Section I > CHAPITRE V. Qualification Juridique des Actes de Violence > Crimes de guerre > 5. Questions de qualification des conflits armés en RDC
474. Il est difficile de qualifier l’ensemble des différents conflits armés qui ont affecté la RDC sur toute l’étendue de son territoire entre 1993 et 2003. Selon la période et l’endroit, la RDC a connu des conflits armés de nature interne et internationale et des conflits internes qui se sont internationalisés. Si par moment la présence des forces armées étrangères combattant sur le territoire de la RDC permet de conclure à la nature internationale du conflit, à d’autres moments certains actes de violence de nature ethnique dans plusieurs régions semblent relever beaucoup plus du conflit interne.
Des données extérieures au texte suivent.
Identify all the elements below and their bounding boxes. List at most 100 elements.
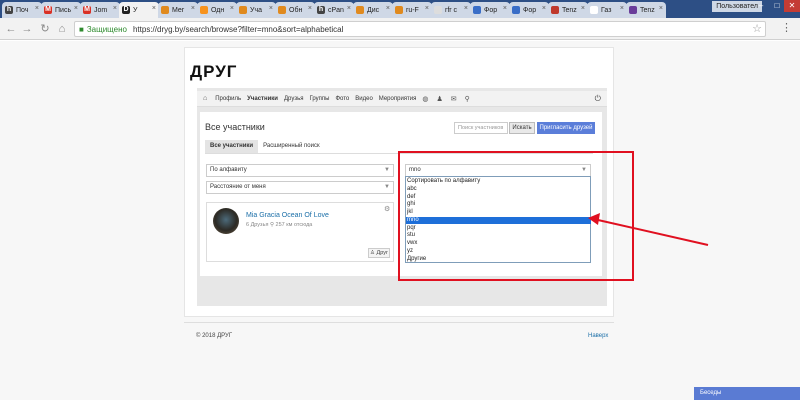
sort-select[interactable]: По алфавиту ▼	[206, 164, 394, 177]
tab-title: Мег	[172, 6, 185, 14]
tab-favicon-icon: M	[44, 6, 52, 14]
tab-close-icon[interactable]: ×	[347, 5, 351, 12]
tab-title: Обн	[289, 6, 303, 14]
tab-close-icon[interactable]: ×	[35, 5, 39, 12]
nav-item[interactable]: Друзья	[284, 96, 303, 102]
tab-favicon-icon	[278, 6, 286, 14]
secure-label: Защищено	[86, 24, 127, 34]
chat-label: Беседы	[700, 390, 722, 396]
browser-tab[interactable]: h cPan ×	[314, 2, 354, 18]
tab-favicon-icon: M	[83, 6, 91, 14]
nav-item[interactable]: Фото	[335, 96, 349, 102]
back-to-top-link[interactable]: Наверх	[588, 333, 608, 339]
chat-bar[interactable]: Беседы	[694, 387, 800, 400]
window-close-icon[interactable]: ✕	[784, 0, 800, 12]
tab-close-icon[interactable]: ×	[230, 5, 234, 12]
tab-title: У	[133, 6, 138, 14]
browser-tab[interactable]: Мег ×	[158, 2, 198, 18]
browser-tab[interactable]: rfr с ×	[431, 2, 471, 18]
tab-all-members[interactable]: Все участники	[205, 140, 259, 153]
invite-friends-button[interactable]: Пригласить друзей	[537, 122, 595, 134]
tab-close-icon[interactable]: ×	[503, 5, 507, 12]
tab-close-icon[interactable]: ×	[581, 5, 585, 12]
browser-tab[interactable]: Tenz ×	[626, 2, 666, 18]
tab-favicon-icon	[473, 6, 481, 14]
member-search-input[interactable]: Поиск участников	[454, 122, 508, 134]
user-icon: ♙	[370, 250, 375, 256]
browser-tab[interactable]: Фор ×	[470, 2, 510, 18]
tab-close-icon[interactable]: ×	[152, 5, 156, 12]
nav-item[interactable]: Группы	[309, 96, 329, 102]
tab-favicon-icon	[434, 6, 442, 14]
tab-close-icon[interactable]: ×	[113, 5, 117, 12]
friend-button-label: Друг	[376, 250, 388, 256]
annotation-highlight-box	[398, 151, 634, 281]
forward-icon[interactable]: →	[20, 22, 34, 36]
nav-item[interactable]: Видео	[355, 96, 373, 102]
distance-text: 257 км отсюда	[275, 222, 313, 228]
tab-close-icon[interactable]: ×	[74, 5, 78, 12]
tab-favicon-icon	[512, 6, 520, 14]
browser-tab[interactable]: h Поч ×	[2, 2, 42, 18]
site-logo-title[interactable]: ДРУГ	[190, 62, 237, 82]
tab-close-icon[interactable]: ×	[425, 5, 429, 12]
tab-close-icon[interactable]: ×	[464, 5, 468, 12]
tab-advanced-search[interactable]: Расширенный поиск	[258, 140, 325, 153]
tab-close-icon[interactable]: ×	[542, 5, 546, 12]
browser-menu-icon[interactable]: ⋮	[781, 21, 792, 34]
gear-icon[interactable]: ⚙	[384, 205, 390, 213]
bookmark-star-icon[interactable]: ☆	[752, 22, 762, 35]
search-button[interactable]: Искать	[509, 122, 535, 134]
browser-tab[interactable]: Обн ×	[275, 2, 315, 18]
distance-select-value: Расстояние от меня	[210, 184, 266, 190]
browser-tab[interactable]: M Jom ×	[80, 2, 120, 18]
tab-favicon-icon	[629, 6, 637, 14]
back-icon[interactable]: ←	[4, 22, 18, 36]
address-bar[interactable]: ■ Защищено https://dryg.by/search/browse…	[74, 21, 766, 37]
tab-close-icon[interactable]: ×	[269, 5, 273, 12]
tab-close-icon[interactable]: ×	[620, 5, 624, 12]
tab-title: Уча	[250, 6, 262, 14]
browser-tab[interactable]: Одн ×	[197, 2, 237, 18]
tab-favicon-icon: D	[122, 6, 130, 14]
distance-select[interactable]: Расстояние от меня ▼	[206, 181, 394, 194]
power-icon[interactable]: ⏻	[595, 94, 601, 104]
browser-tab[interactable]: Уча ×	[236, 2, 276, 18]
tab-close-icon[interactable]: ×	[659, 5, 663, 12]
browser-tab[interactable]: ru-F ×	[392, 2, 432, 18]
browser-tab[interactable]: Газ ×	[587, 2, 627, 18]
search-icon[interactable]: ⚲	[465, 95, 470, 103]
friends-count: 6 Друзья	[246, 222, 269, 228]
url-text[interactable]: https://dryg.by/search/browse?filter=mno…	[133, 25, 343, 34]
browser-tab[interactable]: Tenz ×	[548, 2, 588, 18]
browser-tab[interactable]: D У ×	[119, 2, 159, 18]
minimize-icon[interactable]: –	[754, 0, 768, 12]
maximize-icon[interactable]: □	[770, 0, 784, 12]
nav-item[interactable]: Участники	[247, 96, 278, 102]
tab-close-icon[interactable]: ×	[308, 5, 312, 12]
home-icon[interactable]: ⌂	[55, 22, 69, 36]
tab-favicon-icon: h	[5, 6, 13, 14]
browser-tab[interactable]: M Пись ×	[41, 2, 81, 18]
browser-tab[interactable]: Дис ×	[353, 2, 393, 18]
user-add-icon[interactable]: ♟	[437, 95, 443, 103]
friend-button[interactable]: ♙ Друг	[368, 248, 390, 258]
nav-item[interactable]: Профиль	[215, 96, 241, 102]
tab-favicon-icon	[590, 6, 598, 14]
tab-title: Одн	[211, 6, 225, 14]
mail-icon[interactable]: ✉	[451, 95, 457, 103]
sort-select-value: По алфавиту	[210, 167, 247, 173]
tab-close-icon[interactable]: ×	[191, 5, 195, 12]
tab-favicon-icon: h	[317, 6, 325, 14]
tab-close-icon[interactable]: ×	[386, 5, 390, 12]
avatar[interactable]	[213, 208, 239, 234]
reload-icon[interactable]: ↻	[38, 22, 52, 36]
tab-title: Газ	[601, 6, 612, 14]
member-name-link[interactable]: Mia Gracia Ocean Of Love	[246, 212, 329, 219]
browser-tab-strip: h Поч × M Пись × M Jom × D У × Мег × Одн × Уча × Обн × h cPan…	[0, 0, 800, 18]
nav-item[interactable]: Мероприятия	[379, 96, 417, 102]
tab-title: Дис	[367, 6, 380, 14]
globe-icon[interactable]: ◍	[422, 95, 428, 103]
browser-tab[interactable]: Фор ×	[509, 2, 549, 18]
home-nav-icon[interactable]: ⌂	[203, 95, 207, 102]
De même que si la guerre qui a conduit au renversement du régime de Mobutu par l’AFDL avait à l’origine l’apparence d’un conflit interne, on s’est rendu compte par la suite qu’elle était plutôt de nature internationale avec la participation reconnue de forces étrangères des deux côtés. Quant au conflit armé qui a opposé les forces rwandaises et ougandaises dans la province Orientale, les accords de paix signés par les belligérants avec la RDC où ils acceptent de retirer leurs troupes du territoire congolais confirment clairement son caractère international877. Certains conflits rapportés dans les pages précédentes nécessitent néanmoins que l’on s’y attarde afin d’en déterminer la nature et, conséquemment, le régime juridique applicable.
1993-1996 : Crise régionale
Persécution des Kasaïens au Shaba (Katanga)
475. Les nombreux actes de violence commis à l’encontre des Kasaïens à compter de mars 1993 au cours d’une campagne de persécution qui a fait de nombreuses victimes ne constituent pas des crimes de guerre mais plutôt des crimes contre l’humanité, qui seront traités dans la prochaine rubrique. En effet, il est difficile de concevoir ce dramatique épisode de l’histoire congolaise comme un conflit mettant aux prises deux groupes armés, les Kasaïens n’ayant pas été organisés en groupe armé capable de mener des opérations militaires. Il s’agirait alors plutôt de troubles internes, qui, bien que de forte intensité, ne sauraient être qualifiés de conflit armé interne.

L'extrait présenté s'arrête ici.